Les motifs sont aussi utiles pour démontrer la justification, la transparence et l’intelligibilité, soit les caractéristiques que doit posséder une décision raisonnable (Vavilov, au para 99). Ils permettent d’éclairer le raisonnement puisqu’une cour de révision s’arrête non seulement au résultat, mais aussi au processus décisionnel :

[83] Il s’ensuit que le contrôle en fonction de la norme de la décision raisonnable doit s’intéresser à la décision effectivement rendue par le décideur, notamment au raisonnement suivi et au résultat de la décision. Le rôle des cours de justice consiste, en pareil cas, à réviser la décision et, en général à tout le moins, à s’abstenir de trancher elles-mêmes la question en litige. Une cour de justice qui applique la norme de contrôle de la décision raisonnable ne se demande donc pas quelle décision elle aurait rendue à la place du décideur administratif, ne tente pas de prendre en compte l’« éventail » des conclusions qu’aurait pu tirer le décideur, ne se livre pas à une analyse de novo, et ne cherche pas à déterminer la solution « correcte » au problème. Dans l’arrêt Delios c. Canada (Procureur général), 2015 CAF 117, la Cour d’appel fédérale a signalé que « le juge réformateur n’établit pas son propre critère pour ensuite jauger ce qu’a fait l’administrateur » : par. 28 (CanLII); voir aussi Ryan, par. 50-51. La cour de révision n’est plutôt appelée qu’à décider du caractère raisonnable de la décision rendue par le décideur administratif — ce qui inclut à la fois le raisonnement suivi et le résultat obtenu.

[...]

[86] L’attention accordée aux motifs formulés par le décideur est une manifestation de l’attitude de respect dont font preuve les cours de justice envers le processus décisionnel : voir Dunsmuir, par. 47-49. Il ressort explicitement de l’arrêt Dunsmuir que la cour de justice qui procède à un contrôle selon la norme de la décision raisonnable « se demande dès lors si la décision et sa justification possèdent les attributs de la raisonnabilité » : par. 47. Selon l’arrêt Dunsmuir, le caractère raisonnable « tient principalement à la justification de la décision, à la transparence et à l’intelligibilité du processus décisionnel, ainsi qu’à l’appartenance de la décision aux issues possibles acceptables pouvant se justifier au regard des faits et du droit » : ibid. En somme, il ne suffit pas que la décision soit justifiable. Dans les cas où des motifs s’imposent, le décideur doit également, au moyen de ceux-ci, justifier sa décision auprès des personnes auxquelles elle s’applique. Si certains résultats peuvent se détacher du contexte juridique et factuel au point de ne jamais s’appuyer sur un raisonnement intelligible et rationnel, un résultat par ailleurs raisonnable ne saurait être non plus tenu pour valide s’il repose sur un fondement erroné.

[Non souligné dans l’original.]

[23] À mon avis, la décision qui fait l’objet du contrôle manque d’intelligibilité en raison de la qualité des motifs donnés.

[24] Dans sa décision, l’agent rejette de nombreuses observations au motif que la preuve est insuffisante. En fait, j’ai lu la décision à plusieurs reprises sans arriver à comprendre en quoi la preuve était insuffisante. Il est possible qu’elle l’ait été, mais on ne sait pas pourquoi. Il me semble que dans le contexte de la décision visée par le contrôle, dire que [traduction] « la preuve est insuffisante » sans davantage d’explications équivaut à dire seulement « non ». Je ne vois pas comment cela peut être considéré comme une justification.

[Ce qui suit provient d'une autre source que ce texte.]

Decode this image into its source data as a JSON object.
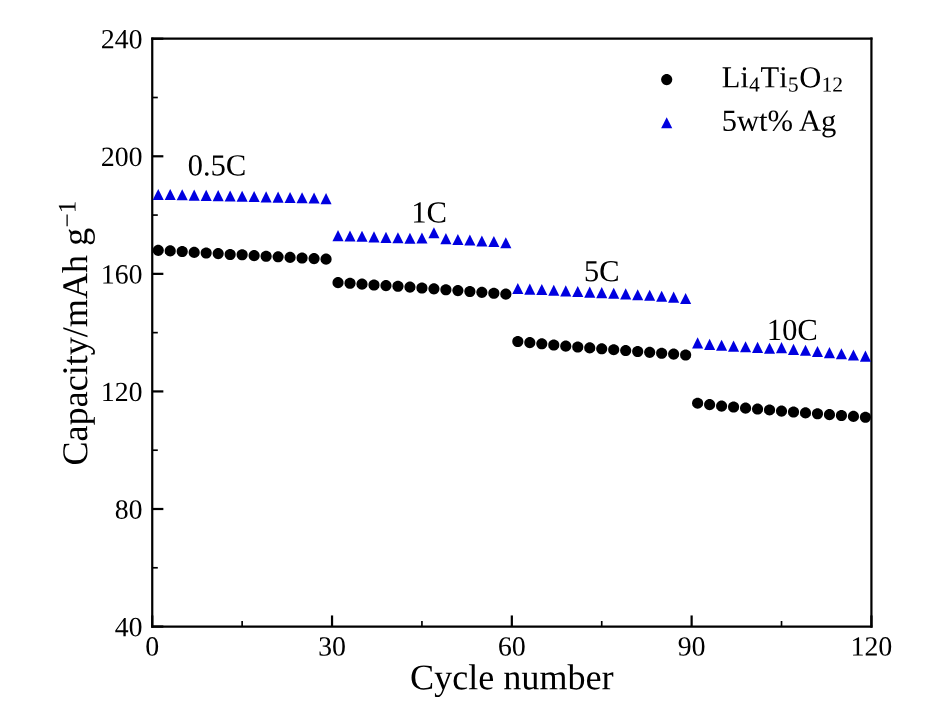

[25] Dans l’arrêt Vavilov, les juges majoritaires ont cité avec approbation l’article intitulé « Reasons for Decision in Administrative Law », de R. A. Macdonald et D. Lametti, (1990), 3 RCDAP 123 à la page 139, où on peut lire que les motifs qui [traduction] « ne font que reprendre le libellé de la loi, résumer les arguments avancés et formuler ensuite une conclusion péremptoire » [...] « ne sauraient tenir lieu d’exposé de faits, d’analyse, d’inférences ou de jugement ». Les juges majoritaires ont déclaré que de tels motifs « permettent rarement à la cour de révision de comprendre le raisonnement qui justifie une décision » (Vavilov, au para 102). Telle est la situation en l’espèce, à mon avis. Il ne s’agit pas, dans le cas présent, d’exiger une norme de perfection, mais plutôt de satisfaire à la norme de la décision raisonnable qui commande « [une compréhension du] raisonnement qui a mené à la décision administrative » de façon à permettre à « la cour de révision de déterminer si la décision dans son ensemble est raisonnable » (Vavilov, au para 85). Il ne revient pas à la cour de révision d’examiner les motifs ni d’essayer d’y substituer ses propres motifs (Vavilov, au para 96).

[26] Il ne fait aucun doute que l’application de l’article 25 de la LIPR exige que le ministre exerce un pouvoir discrétionnaire important, et les cours de révision doivent faire preuve de retenue à l’égard des décisions administratives (Vavilov, au para 85). Cependant, faire preuve de retenue ne signifie pas abdiquer. La cour de révision a le devoir d’examiner attentivement les motifs donnés. Dans l’arrêt Vavilov, les juges majoritaires sont allés jusqu’à exiger que les motifs soient au premier plan :

[84] Comme nous l’avons expliqué précédemment, les motifs écrits fournis par le décideur administratif servent à communiquer la justification de sa décision. Toute méthode raisonnée de contrôle selon la norme de la décision raisonnable s’intéresse avant tout aux motifs de la décision. Dans le cadre de son analyse du caractère raisonnable d’une décision, une cour de révision doit d’abord examiner les motifs donnés avec « une attention respectueuse », et chercher à comprendre le fil du raisonnement suivi par le décideur pour en arriver à sa conclusion : voir Dunsmuir, par. 48, citant D. Dyzenhaus, « The Politics of Deference : Judicial Review and Democracy », dans M. Taggart, dir., The Province of Administrative Law (1997), 279, p. 286.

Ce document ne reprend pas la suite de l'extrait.